CFPB Issues New Supervisory Highlights Report

On July 26, 2023, the Consumer Financial Protection Bureau (CFPB) released a Supervisory Highlights report covering findings from its examinations completed between July 2022 and March 2023 (the Report), which found, among other violations, several instances of unfair, deceptive, and abusive acts or practices related to auto lending, and illegal collection of medical debt and debt on payday loans.  The Report’s attention to medical debt collection practices is consistent with the CFPB’s related efforts to investigate medical financing products and medical debt, previously covered here and here by Consumer Financial Insights.

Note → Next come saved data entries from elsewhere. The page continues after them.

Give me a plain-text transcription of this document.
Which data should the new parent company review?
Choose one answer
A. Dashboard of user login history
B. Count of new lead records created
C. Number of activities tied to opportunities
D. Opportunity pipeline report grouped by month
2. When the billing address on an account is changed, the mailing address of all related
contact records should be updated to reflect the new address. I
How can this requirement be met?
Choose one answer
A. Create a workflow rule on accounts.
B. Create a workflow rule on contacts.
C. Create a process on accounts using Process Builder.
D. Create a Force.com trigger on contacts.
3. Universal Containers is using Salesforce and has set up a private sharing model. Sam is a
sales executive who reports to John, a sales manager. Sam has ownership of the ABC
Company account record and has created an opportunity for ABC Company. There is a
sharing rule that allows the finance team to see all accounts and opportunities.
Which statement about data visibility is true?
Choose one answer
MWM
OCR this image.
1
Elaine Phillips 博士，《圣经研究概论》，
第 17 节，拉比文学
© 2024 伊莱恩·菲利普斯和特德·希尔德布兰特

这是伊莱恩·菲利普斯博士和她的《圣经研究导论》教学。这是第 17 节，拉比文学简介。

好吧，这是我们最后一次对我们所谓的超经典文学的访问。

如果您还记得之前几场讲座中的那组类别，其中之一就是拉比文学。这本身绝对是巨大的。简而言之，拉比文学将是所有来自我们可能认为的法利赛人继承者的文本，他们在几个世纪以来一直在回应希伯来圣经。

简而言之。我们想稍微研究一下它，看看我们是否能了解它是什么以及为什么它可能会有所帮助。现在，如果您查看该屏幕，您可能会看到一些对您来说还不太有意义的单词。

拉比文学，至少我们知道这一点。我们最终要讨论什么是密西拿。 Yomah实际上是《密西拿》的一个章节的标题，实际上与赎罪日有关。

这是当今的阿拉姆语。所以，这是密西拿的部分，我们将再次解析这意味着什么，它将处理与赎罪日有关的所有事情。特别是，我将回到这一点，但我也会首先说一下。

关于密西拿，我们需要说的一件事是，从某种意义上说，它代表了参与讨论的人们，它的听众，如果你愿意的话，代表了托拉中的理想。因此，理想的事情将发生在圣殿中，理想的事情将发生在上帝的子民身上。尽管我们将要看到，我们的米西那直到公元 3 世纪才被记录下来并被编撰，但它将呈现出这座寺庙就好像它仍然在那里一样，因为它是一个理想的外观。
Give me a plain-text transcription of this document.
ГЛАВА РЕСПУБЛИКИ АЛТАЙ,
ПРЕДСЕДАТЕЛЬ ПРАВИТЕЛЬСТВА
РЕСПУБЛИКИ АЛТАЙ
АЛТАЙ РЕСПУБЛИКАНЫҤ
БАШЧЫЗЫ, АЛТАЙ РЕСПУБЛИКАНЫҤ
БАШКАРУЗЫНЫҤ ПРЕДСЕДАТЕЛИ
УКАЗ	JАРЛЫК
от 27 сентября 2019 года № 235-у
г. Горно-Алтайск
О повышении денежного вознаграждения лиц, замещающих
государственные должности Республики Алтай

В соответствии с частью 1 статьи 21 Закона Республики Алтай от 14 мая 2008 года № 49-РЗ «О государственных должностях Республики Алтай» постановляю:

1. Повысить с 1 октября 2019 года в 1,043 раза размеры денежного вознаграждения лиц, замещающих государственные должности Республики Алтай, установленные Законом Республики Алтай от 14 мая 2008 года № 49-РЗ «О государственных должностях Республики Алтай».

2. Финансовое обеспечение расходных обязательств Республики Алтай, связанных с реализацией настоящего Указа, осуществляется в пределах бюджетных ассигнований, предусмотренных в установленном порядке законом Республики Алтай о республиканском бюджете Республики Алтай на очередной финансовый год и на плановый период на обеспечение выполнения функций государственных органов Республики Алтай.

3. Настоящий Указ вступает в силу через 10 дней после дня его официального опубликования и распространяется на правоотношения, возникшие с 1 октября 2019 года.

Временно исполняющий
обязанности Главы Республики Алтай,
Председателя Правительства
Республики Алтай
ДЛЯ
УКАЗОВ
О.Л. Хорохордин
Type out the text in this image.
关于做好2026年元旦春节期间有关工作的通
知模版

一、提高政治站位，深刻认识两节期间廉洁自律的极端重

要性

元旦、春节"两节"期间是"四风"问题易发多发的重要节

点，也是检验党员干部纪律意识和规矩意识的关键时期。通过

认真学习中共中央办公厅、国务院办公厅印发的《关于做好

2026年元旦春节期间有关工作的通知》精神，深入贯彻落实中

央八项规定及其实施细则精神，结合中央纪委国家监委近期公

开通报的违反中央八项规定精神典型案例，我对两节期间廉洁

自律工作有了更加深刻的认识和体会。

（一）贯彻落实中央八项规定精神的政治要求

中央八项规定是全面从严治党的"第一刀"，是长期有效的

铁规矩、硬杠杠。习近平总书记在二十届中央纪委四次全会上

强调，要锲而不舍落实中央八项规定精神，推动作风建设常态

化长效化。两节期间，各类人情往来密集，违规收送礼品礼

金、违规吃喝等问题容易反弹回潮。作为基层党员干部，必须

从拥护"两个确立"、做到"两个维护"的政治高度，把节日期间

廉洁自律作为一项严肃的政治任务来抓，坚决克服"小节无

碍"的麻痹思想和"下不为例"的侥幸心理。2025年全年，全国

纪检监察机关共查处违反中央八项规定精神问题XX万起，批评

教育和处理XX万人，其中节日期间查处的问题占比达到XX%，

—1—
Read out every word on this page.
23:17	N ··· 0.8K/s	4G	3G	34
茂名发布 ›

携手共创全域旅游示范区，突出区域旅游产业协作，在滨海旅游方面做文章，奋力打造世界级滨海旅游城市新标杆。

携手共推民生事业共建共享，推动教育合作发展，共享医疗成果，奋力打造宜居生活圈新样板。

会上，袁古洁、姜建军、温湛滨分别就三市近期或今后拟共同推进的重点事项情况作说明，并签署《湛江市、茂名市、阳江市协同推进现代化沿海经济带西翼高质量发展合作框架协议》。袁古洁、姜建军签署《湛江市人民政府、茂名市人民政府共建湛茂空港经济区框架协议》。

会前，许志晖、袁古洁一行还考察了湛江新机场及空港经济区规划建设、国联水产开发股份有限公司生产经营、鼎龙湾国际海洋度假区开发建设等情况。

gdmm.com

With respect to auto lending, the Report highlights at least four discrete unfair or abusive acts or practices:

  • Misleading consumers in marketing materials by displaying pictures of cars that were “significantly larger, more expensive, and newer” than the cars the consumers were eligible for under the terms of the advertised auto loan offer (Report at 4);
  • Charging interest on auto loans based on representations by dealers that the vehicle had options and enhancements that it did not actually have, which “artificially inflates the value of the collateral” (id. at 5-6);
  • Failing to sufficiently notify consumers that the final payment of their auto loans had to be made manually to close out the loan, and cancelling the consumers’ automatic payments, leading to unavoidable late fees (id. at 6-7); and
  • After repossession of a vehicle, accelerating and requiring payments from the consumer on his or her unrelated debts – such as credit card debt – before allowing the consumer to reclaim the vehicle (id. at 7-8).

With respect to debt collection, the Report highlights the following violations, among others:

  • Continuing collection attempts for work-related medical debt “after receiving sufficient information to render the debt uncollectible under state worker’s compensation law” (id. at 12-13);
  • Advising consumers “that if they paid the balance in full by a date certain, any interest assessed on the debt would be reversed,” but “then fail[ing] to credit the consumers’ accounts with the accrued additional interest, resulting in the consumers paying more than the agreed upon amount” (id. at 13);
  • “[I]ncluding language in [payday] loan agreements purporting to prohibit consumers from revoking their consent for the lender to call, text, or e-mail the consumers” about collection on the outstanding balance (id. at 26); and
  • Making false collection threats, including by “sending demand notices to consumers’ employers that incorrectly conveyed that the employer was required to remit to the lenders from the consumer’s wages the full amount of the consumer’s loan balance” (id. at 26-27).

The Report makes clear that auto lenders and servicers, and entities involved in the collection of debt, should review the CFPB’s findings and implement changes to avoid the violations the Report describes.